As with most sites, Shutterfly has a number of add-ons that can be applied to an order to enhance the final product. Unlike most websites, however, Shutterfly customers will almost certainly have to tack on add-ons, as base books are pretty bare bones. For instance, each book order only includes 20 pages – beyond that, customers must by the page. Larger volumes charge over $2 to add just one page to a volume. Combined with a $10 fee to remove Shutterfly logos as well as shipping and tax fees, it’s easy to see how many users wind up spending more than they intend on even simple book projects.
That being said, Mixbook’s prices aren’t far off Shutterfly’s. In fact, their base prices are almost identical (although Mixbook’s larger photo books are slightly less expensive). However, we’re giving Mixbook the edge in this round because they’re a little bit more straightforward with pricing than their competitor.
Print Quality & Binding
Shutterfly’s prints were absolutely beautiful, far surpassing my expectations. The tones were rich, and the paper complimented my black and white images especially well.

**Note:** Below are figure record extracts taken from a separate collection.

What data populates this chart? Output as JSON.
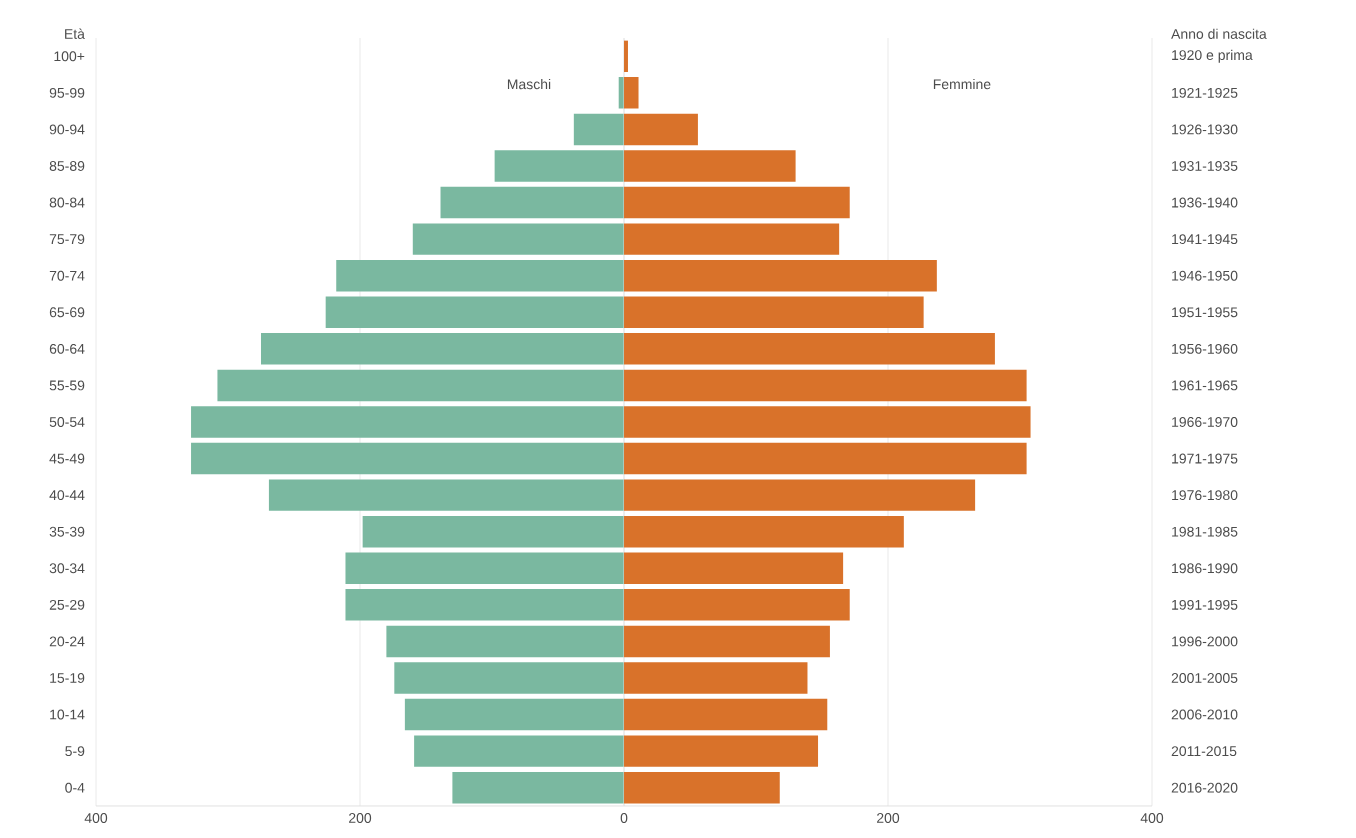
{
  "chart_data": [
    {
      "type": "bar",
      "orientation": "horizontal",
      "ylabel": "Età",
      "categories": [
        "100+",
        "95-99",
        "90-94",
        "85-89",
        "80-84",
        "75-79",
        "70-74",
        "65-69",
        "60-64",
        "55-59",
        "50-54",
        "45-49",
        "40-44",
        "35-39",
        "30-34",
        "25-29",
        "20-24",
        "15-19",
        "10-14",
        "5-9",
        "0-4"
      ],
      "series": [
        {
          "name": "Maschi",
          "color": "#7ab8a0",
          "values": [
            null,
            4,
            38,
            98,
            139,
            160,
            218,
            226,
            275,
            308,
            328,
            328,
            269,
            198,
            211,
            211,
            180,
            174,
            166,
            159,
            130
          ]
        }
      ],
      "xlim": [
        400,
        0
      ],
      "xticks": [
        400,
        200,
        {
          "value": 0,
          "label": null
        }
      ],
      "grid": "x"
    },
    {
      "type": "bar",
      "orientation": "horizontal",
      "ylabel": "Anno di nascita",
      "categories": [
        "1920 e prima",
        "1921-1925",
        "1926-1930",
        "1931-1935",
        "1936-1940",
        "1941-1945",
        "1946-1950",
        "1951-1955",
        "1956-1960",
        "1961-1965",
        "1966-1970",
        "1971-1975",
        "1976-1980",
        "1981-1985",
        "1986-1990",
        "1991-1995",
        "1996-2000",
        "2001-2005",
        "2006-2010",
        "2011-2015",
        "2016-2020"
      ],
      "series": [
        {
          "name": "Femmine",
          "color": "#d9722a",
          "values": [
            3,
            11,
            56,
            130,
            171,
            163,
            237,
            227,
            281,
            305,
            308,
            305,
            266,
            212,
            166,
            171,
            156,
            139,
            154,
            147,
            118
          ]
        }
      ],
      "xlim": [
        0,
        400
      ],
      "xticks": [
        0,
        200,
        400
      ],
      "grid": "x"
    }
  ]
}
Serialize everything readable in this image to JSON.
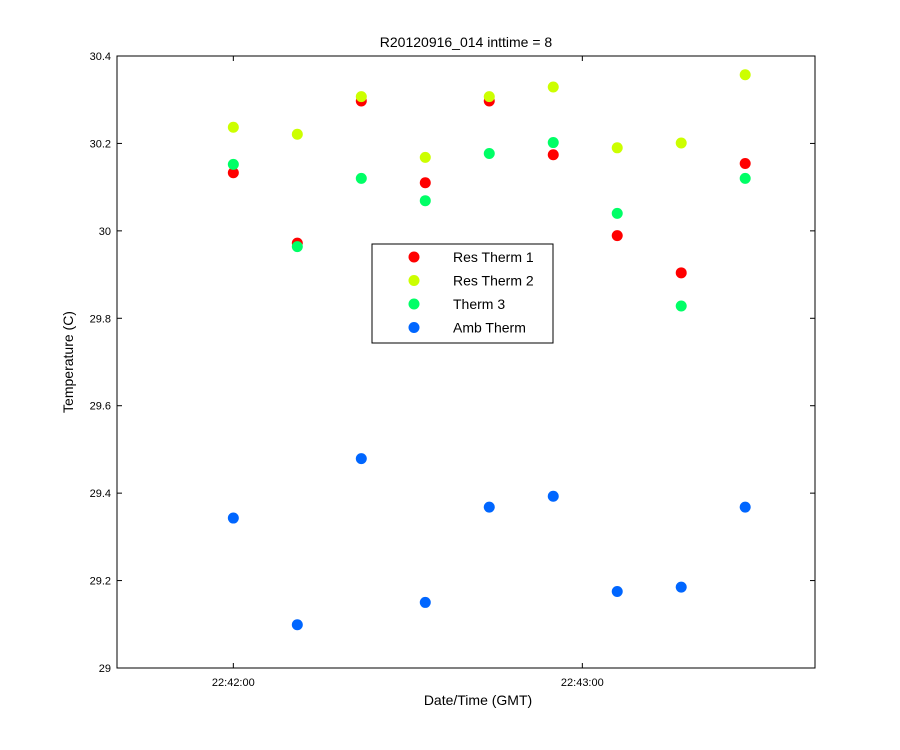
{
  "chart_data": {
    "type": "scatter",
    "title": "R20120916_014 inttime = 8",
    "xlabel": "Date/Time (GMT)",
    "ylabel": "Temperature (C)",
    "xlim": [
      "22:41:40",
      "22:43:40"
    ],
    "ylim": [
      29,
      30.4
    ],
    "xticks": [
      "22:42:00",
      "22:43:00"
    ],
    "yticks": [
      29,
      29.2,
      29.4,
      29.6,
      29.8,
      30,
      30.2,
      30.4
    ],
    "ytick_labels": [
      "29",
      "29.2",
      "29.4",
      "29.6",
      "29.8",
      "30",
      "30.2",
      "30.4"
    ],
    "grid": false,
    "legend_position": "center",
    "x": [
      "22:42:00",
      "22:42:11",
      "22:42:22",
      "22:42:33",
      "22:42:44",
      "22:42:55",
      "22:43:06",
      "22:43:17",
      "22:43:28"
    ],
    "series": [
      {
        "name": "Res Therm 1",
        "color": "#ff0000",
        "values": [
          30.133,
          29.972,
          30.297,
          30.11,
          30.297,
          30.174,
          29.989,
          29.904,
          30.154
        ]
      },
      {
        "name": "Res Therm 2",
        "color": "#ccff00",
        "values": [
          30.237,
          30.221,
          30.307,
          30.168,
          30.307,
          30.329,
          30.19,
          30.201,
          30.357
        ]
      },
      {
        "name": "Therm 3",
        "color": "#00ff66",
        "values": [
          30.152,
          29.964,
          30.12,
          30.069,
          30.177,
          30.202,
          30.04,
          29.828,
          30.12
        ]
      },
      {
        "name": "Amb Therm",
        "color": "#0066ff",
        "values": [
          29.343,
          29.099,
          29.479,
          29.15,
          29.368,
          29.393,
          29.175,
          29.185,
          29.368
        ]
      }
    ]
  }
}
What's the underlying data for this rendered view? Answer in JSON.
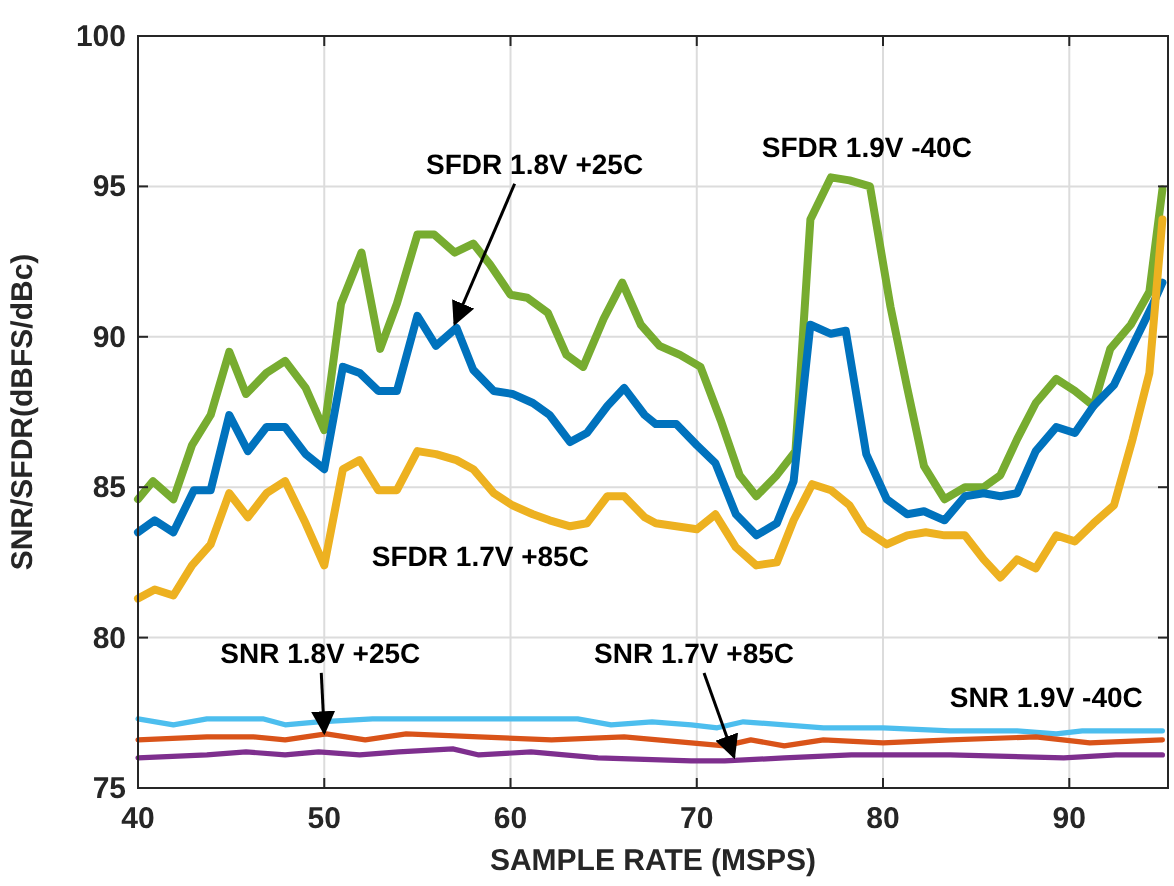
{
  "chart_data": {
    "type": "line",
    "xlabel": "SAMPLE RATE (MSPS)",
    "ylabel": "SNR/SFDR(dBFS/dBc)",
    "xlim": [
      40,
      95.3
    ],
    "ylim": [
      75,
      100
    ],
    "xticks": [
      40,
      50,
      60,
      70,
      80,
      90
    ],
    "yticks": [
      75,
      80,
      85,
      90,
      95,
      100
    ],
    "grid": true,
    "marker": "none",
    "line_style": "solid",
    "series": [
      {
        "color": "#77ac30",
        "x": [
          40,
          40.8,
          41.9,
          42.9,
          43.9,
          44.9,
          45.8,
          46.9,
          47.9,
          49,
          50,
          50.9,
          52,
          53,
          53.9,
          55,
          55.9,
          57,
          58,
          58.9,
          60,
          60.9,
          62,
          63,
          63.9,
          65,
          66,
          67,
          68,
          69.1,
          70.2,
          71.3,
          72.3,
          73.2,
          74.3,
          75.3,
          76.1,
          77.2,
          78.2,
          79.3,
          80.4,
          81.3,
          82.2,
          83.3,
          84.4,
          85.4,
          86.3,
          87.2,
          88.2,
          89.3,
          90.3,
          91.3,
          92.2,
          93.3,
          94.3,
          95
        ],
        "values": [
          84.6,
          85.2,
          84.6,
          86.4,
          87.4,
          89.5,
          88.1,
          88.8,
          89.2,
          88.3,
          86.9,
          91.1,
          92.8,
          89.6,
          91.1,
          93.4,
          93.4,
          92.8,
          93.1,
          92.4,
          91.4,
          91.3,
          90.8,
          89.4,
          89,
          90.6,
          91.8,
          90.4,
          89.7,
          89.4,
          89,
          87.2,
          85.4,
          84.7,
          85.4,
          86.2,
          93.9,
          95.3,
          95.2,
          95,
          91,
          88.3,
          85.7,
          84.6,
          85,
          85,
          85.4,
          86.6,
          87.8,
          88.6,
          88.2,
          87.7,
          89.6,
          90.4,
          91.5,
          94.9
        ]
      },
      {
        "color": "#0072bd",
        "x": [
          40,
          40.9,
          41.9,
          43,
          43.9,
          44.9,
          45.9,
          46.9,
          47.9,
          49,
          50,
          51,
          51.9,
          52.9,
          53.9,
          55,
          56,
          57.1,
          58,
          59.1,
          60.1,
          61.2,
          62.1,
          63.2,
          64.1,
          65.2,
          66.1,
          67.2,
          67.8,
          68.9,
          70,
          71,
          72.1,
          73.2,
          74.3,
          75.2,
          76.1,
          77.2,
          78,
          79.1,
          80.2,
          81.3,
          82.2,
          83.3,
          84.4,
          85.4,
          86.3,
          87.2,
          88.2,
          89.3,
          90.3,
          91.3,
          92.4,
          93.4,
          94.5,
          95
        ],
        "values": [
          83.5,
          83.9,
          83.5,
          84.9,
          84.9,
          87.4,
          86.2,
          87,
          87,
          86.1,
          85.6,
          89,
          88.8,
          88.2,
          88.2,
          90.7,
          89.7,
          90.3,
          88.9,
          88.2,
          88.1,
          87.8,
          87.4,
          86.5,
          86.8,
          87.7,
          88.3,
          87.4,
          87.1,
          87.1,
          86.4,
          85.8,
          84.1,
          83.4,
          83.8,
          85.2,
          90.4,
          90.1,
          90.2,
          86.1,
          84.6,
          84.1,
          84.2,
          83.9,
          84.7,
          84.8,
          84.7,
          84.8,
          86.2,
          87,
          86.8,
          87.7,
          88.4,
          89.7,
          91.1,
          91.8
        ]
      },
      {
        "color": "#edb120",
        "x": [
          40,
          40.9,
          41.9,
          42.9,
          43.9,
          44.9,
          45.9,
          46.9,
          47.9,
          49,
          50,
          51,
          51.9,
          52.9,
          53.9,
          55,
          56,
          57.1,
          58,
          59.1,
          60.1,
          61.2,
          62.1,
          63.2,
          64.1,
          65.2,
          66.1,
          67.2,
          67.8,
          68.9,
          70,
          71,
          72.1,
          73.2,
          74.3,
          75.2,
          76.2,
          77.2,
          78.2,
          79,
          80.2,
          81.3,
          82.3,
          83.3,
          84.4,
          85.4,
          86.3,
          87.2,
          88.2,
          89.3,
          90.3,
          91.3,
          92.4,
          93.4,
          94.3,
          95
        ],
        "values": [
          81.3,
          81.6,
          81.4,
          82.4,
          83.1,
          84.8,
          84,
          84.8,
          85.2,
          83.8,
          82.4,
          85.6,
          85.9,
          84.9,
          84.9,
          86.2,
          86.1,
          85.9,
          85.6,
          84.8,
          84.4,
          84.1,
          83.9,
          83.7,
          83.8,
          84.7,
          84.7,
          84,
          83.8,
          83.7,
          83.6,
          84.1,
          83,
          82.4,
          82.5,
          83.9,
          85.1,
          84.9,
          84.4,
          83.6,
          83.1,
          83.4,
          83.5,
          83.4,
          83.4,
          82.6,
          82,
          82.6,
          82.3,
          83.4,
          83.2,
          83.8,
          84.4,
          86.6,
          88.8,
          93.9
        ]
      },
      {
        "color": "#4dbeee",
        "x": [
          40,
          41.9,
          43.7,
          46.7,
          47.9,
          49.7,
          52.6,
          56.9,
          60.8,
          63.6,
          65.4,
          67.6,
          69.7,
          71.1,
          72.5,
          74.7,
          76.8,
          80,
          83.6,
          87.2,
          89.3,
          90.7,
          95
        ],
        "values": [
          77.3,
          77.1,
          77.3,
          77.3,
          77.1,
          77.2,
          77.3,
          77.3,
          77.3,
          77.3,
          77.1,
          77.2,
          77.1,
          77,
          77.2,
          77.1,
          77,
          77,
          76.9,
          76.9,
          76.8,
          76.9,
          76.9
        ]
      },
      {
        "color": "#d95319",
        "x": [
          40,
          43.7,
          46.2,
          47.9,
          50.1,
          52.2,
          54.4,
          58.3,
          62.2,
          66.1,
          69.7,
          71.5,
          72.9,
          74.7,
          76.8,
          80,
          83.6,
          88.2,
          91.1,
          95
        ],
        "values": [
          76.6,
          76.7,
          76.7,
          76.6,
          76.8,
          76.6,
          76.8,
          76.7,
          76.6,
          76.7,
          76.5,
          76.4,
          76.6,
          76.4,
          76.6,
          76.5,
          76.6,
          76.7,
          76.5,
          76.6
        ]
      },
      {
        "color": "#7e2f8e",
        "x": [
          40,
          43.7,
          45.8,
          47.9,
          49.7,
          51.9,
          54,
          56.9,
          58.3,
          61.1,
          64.7,
          69.7,
          71.5,
          74.7,
          78.3,
          83.6,
          89.7,
          92.5,
          95
        ],
        "values": [
          76,
          76.1,
          76.2,
          76.1,
          76.2,
          76.1,
          76.2,
          76.3,
          76.1,
          76.2,
          76,
          75.9,
          75.9,
          76,
          76.1,
          76.1,
          76,
          76.1,
          76.1
        ]
      }
    ],
    "annotations": [
      {
        "text": "SFDR 1.8V +25C",
        "x": 57,
        "y": 90.3
      },
      {
        "text": "SFDR 1.9V -40C",
        "x": 77.2,
        "y": 95.3
      },
      {
        "text": "SFDR 1.7V +85C",
        "x": 63,
        "y": 83.7
      },
      {
        "text": "SNR 1.8V +25C",
        "x": 50,
        "y": 76.7
      },
      {
        "text": "SNR 1.7V +85C",
        "x": 72,
        "y": 75.9
      },
      {
        "text": "SNR 1.9V -40C",
        "x": 90.7,
        "y": 76.9
      }
    ]
  }
}
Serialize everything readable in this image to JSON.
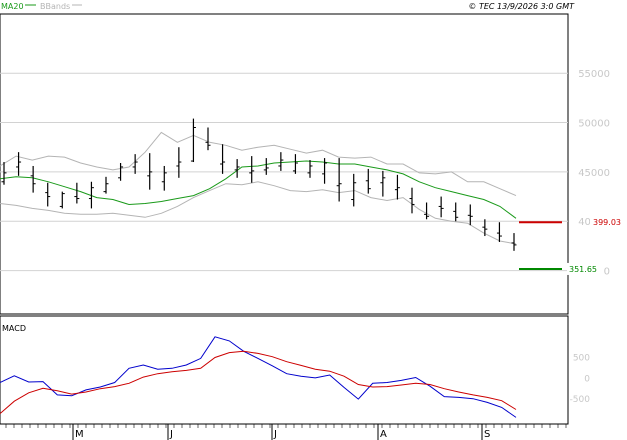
{
  "header": {
    "legend": [
      {
        "label": "MA20",
        "color": "#1a9a1a"
      },
      {
        "label": "BBands",
        "color": "#b4b4b4"
      }
    ],
    "copyright": "© TEC 13/9/2026 3:0 GMT"
  },
  "colors": {
    "price_bar": "#000000",
    "ma20": "#1a9a1a",
    "bbands": "#b4b4b4",
    "grid": "#d2d2d2",
    "resistance": "#cc0000",
    "support": "#008800",
    "macd_line": "#0000cc",
    "signal_line": "#cc0000"
  },
  "chart_data": [
    {
      "type": "line",
      "panel": "price",
      "y_ticks": [
        "55000",
        "50000",
        "45000",
        "40000",
        "35000"
      ],
      "ylim": [
        30600,
        61000
      ],
      "x_labels": [
        "M",
        "J",
        "J",
        "A",
        "S"
      ],
      "grid": true,
      "series": [
        {
          "name": "MA20",
          "color": "#1a9a1a",
          "values": [
            44300,
            44500,
            44400,
            44000,
            43500,
            43000,
            42400,
            42200,
            41700,
            41800,
            42000,
            42300,
            42600,
            43300,
            44300,
            45500,
            45600,
            45900,
            46000,
            46100,
            46000,
            45800,
            45800,
            45500,
            45200,
            44800,
            44000,
            43400,
            43000,
            42600,
            42200,
            41500,
            40300
          ]
        },
        {
          "name": "BBands",
          "color": "#b4b4b4",
          "upper": [
            45600,
            46600,
            46200,
            46600,
            46500,
            45900,
            45500,
            45200,
            45500,
            47000,
            49000,
            48000,
            48700,
            48000,
            47700,
            47200,
            47500,
            47700,
            47300,
            46900,
            47200,
            46500,
            46400,
            46500,
            45800,
            45800,
            44900,
            44800,
            45000,
            44000,
            44000,
            43300,
            42600
          ],
          "lower": [
            41800,
            41600,
            41300,
            41100,
            40800,
            40700,
            40700,
            40800,
            40600,
            40400,
            40800,
            41500,
            42400,
            43100,
            43800,
            43700,
            44000,
            43600,
            43100,
            43000,
            43200,
            42900,
            43100,
            42400,
            42100,
            42400,
            41200,
            40300,
            40000,
            39800,
            38800,
            38000,
            37700
          ]
        },
        {
          "name": "OHLC",
          "color": "#000000",
          "ohlc": [
            [
              44000,
              46000,
              43700,
              44900
            ],
            [
              45500,
              47000,
              44600,
              46000
            ],
            [
              44600,
              45600,
              42900,
              43800
            ],
            [
              42900,
              43900,
              41500,
              42500
            ],
            [
              41500,
              43000,
              41300,
              42800
            ],
            [
              42500,
              43900,
              41800,
              42300
            ],
            [
              42300,
              44000,
              41300,
              43400
            ],
            [
              43000,
              44500,
              42800,
              43800
            ],
            [
              44400,
              45900,
              44100,
              45500
            ],
            [
              45500,
              46800,
              44800,
              46000
            ],
            [
              44600,
              46900,
              43200,
              45000
            ],
            [
              44000,
              45600,
              43100,
              44900
            ],
            [
              45600,
              47500,
              44400,
              46000
            ],
            [
              46100,
              50400,
              46000,
              49500
            ],
            [
              48000,
              49500,
              47200,
              47700
            ],
            [
              45800,
              47800,
              44800,
              46000
            ],
            [
              45200,
              46300,
              44400,
              45500
            ],
            [
              44900,
              46600,
              43900,
              45100
            ],
            [
              45200,
              46400,
              44700,
              45400
            ],
            [
              45600,
              47000,
              45100,
              46200
            ],
            [
              45100,
              46800,
              44800,
              45900
            ],
            [
              44900,
              46200,
              44400,
              45600
            ],
            [
              44800,
              46400,
              43800,
              45900
            ],
            [
              43600,
              46400,
              42000,
              43800
            ],
            [
              42200,
              44800,
              41500,
              43900
            ],
            [
              44100,
              45300,
              42800,
              43300
            ],
            [
              43900,
              45100,
              42500,
              44400
            ],
            [
              43200,
              44700,
              42200,
              43400
            ],
            [
              42300,
              43400,
              40800,
              41700
            ],
            [
              40700,
              41900,
              40200,
              40500
            ],
            [
              41500,
              42500,
              40400,
              41300
            ],
            [
              41000,
              41900,
              40000,
              40400
            ],
            [
              40600,
              41700,
              39600,
              40500
            ],
            [
              39400,
              40200,
              38500,
              39200
            ],
            [
              38800,
              39900,
              37900,
              38500
            ],
            [
              37800,
              38800,
              37000,
              37600
            ]
          ]
        },
        {
          "name": "Resistance",
          "color": "#cc0000",
          "level": 39903,
          "label": "399.03"
        },
        {
          "name": "Support",
          "color": "#008800",
          "level": 35165,
          "label": "351.65"
        }
      ]
    },
    {
      "type": "line",
      "panel": "macd",
      "title": "MACD",
      "y_ticks": [
        "500",
        "0",
        "-500"
      ],
      "ylim": [
        -1100,
        1500
      ],
      "series": [
        {
          "name": "MACD",
          "color": "#0000cc",
          "values": [
            -100,
            60,
            -90,
            -80,
            -400,
            -420,
            -280,
            -210,
            -100,
            240,
            320,
            220,
            240,
            320,
            480,
            1000,
            900,
            650,
            480,
            300,
            110,
            50,
            10,
            80,
            -220,
            -500,
            -120,
            -100,
            -50,
            20,
            -190,
            -440,
            -460,
            -490,
            -580,
            -700,
            -940
          ]
        },
        {
          "name": "Signal",
          "color": "#cc0000",
          "values": [
            -850,
            -550,
            -350,
            -240,
            -300,
            -380,
            -330,
            -250,
            -200,
            -120,
            30,
            110,
            160,
            190,
            240,
            500,
            620,
            650,
            600,
            520,
            400,
            310,
            220,
            170,
            50,
            -150,
            -210,
            -200,
            -160,
            -120,
            -150,
            -250,
            -330,
            -400,
            -460,
            -540,
            -750
          ]
        }
      ]
    }
  ]
}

Unfortunately, there was one minor print error that I ran into (the edge of one of my images bled off the top side of the page whereas my other shots had a white border all the way around). However, despite the misprint, I was happy enough that I would use their services again.
I was also pleased with what I received from Mixbook. They did an excellent job with color management, and my end product looked exactly as it did on my online preview. My one little gripe, in retrospect, is that I think the printers may have added a little bit of extra sharpening between my submission and the print.
Honestly, it was too difficult to choose a winner in this category simply because they both do an excellent job. Their few weaknesses balance one another out, making it hard to identify a clear cut winner.
I was a little bit more impressed with the Shutterfly’s prints as a whole. However, I liked Mixbook’s standard binding a bit more. While Shutterfly’s pages need to be held down to stay in place, Mixbook’s default bind lays much flatter.
Options & Support
Our choice: Shutterfly
In this field, Mixbook, unfortunately, doesn’t stand a chance. The small company employs under 100 individuals. Shutterfly, on the other hand, has a workforce of nearly 2,000 employees.
For first time users, Shutterfly is an easy choice because they simply have more resources to guide customers through the bookmaking process.
In fact, Shutterfly has a “Make my Photo Book” Service in which you can forward photographs and the folks behind the scenes will design the perfect book for you. They also offer a variety of presets and templates that are easy enough for beginners to use, but still, offer some control over the finished product.
That’s not to say that Mixbook is especially difficult to use or that their staff is in any way unhelpful. They too have templates and social media shortcuts that can make the process of building a photo book easier. But, because they are a smaller company, they can’t go above and beyond the way Shutterfly can.
Both services have earned their spots at the top of the food chain and provide comparable quality. If you’re not computer/design savvy and don’t want to go through the arduous process, Shutterfly may be the right option for you.
On the other end of the spectrum, if you have a large project and want to cut prices where you can, Mixbook may be able to cut prices without cutting quality.
In short, the printer you choose depends on where your priorities lie. Our final verdict is this: it’s difficult to go wrong with either of these heavy hitters.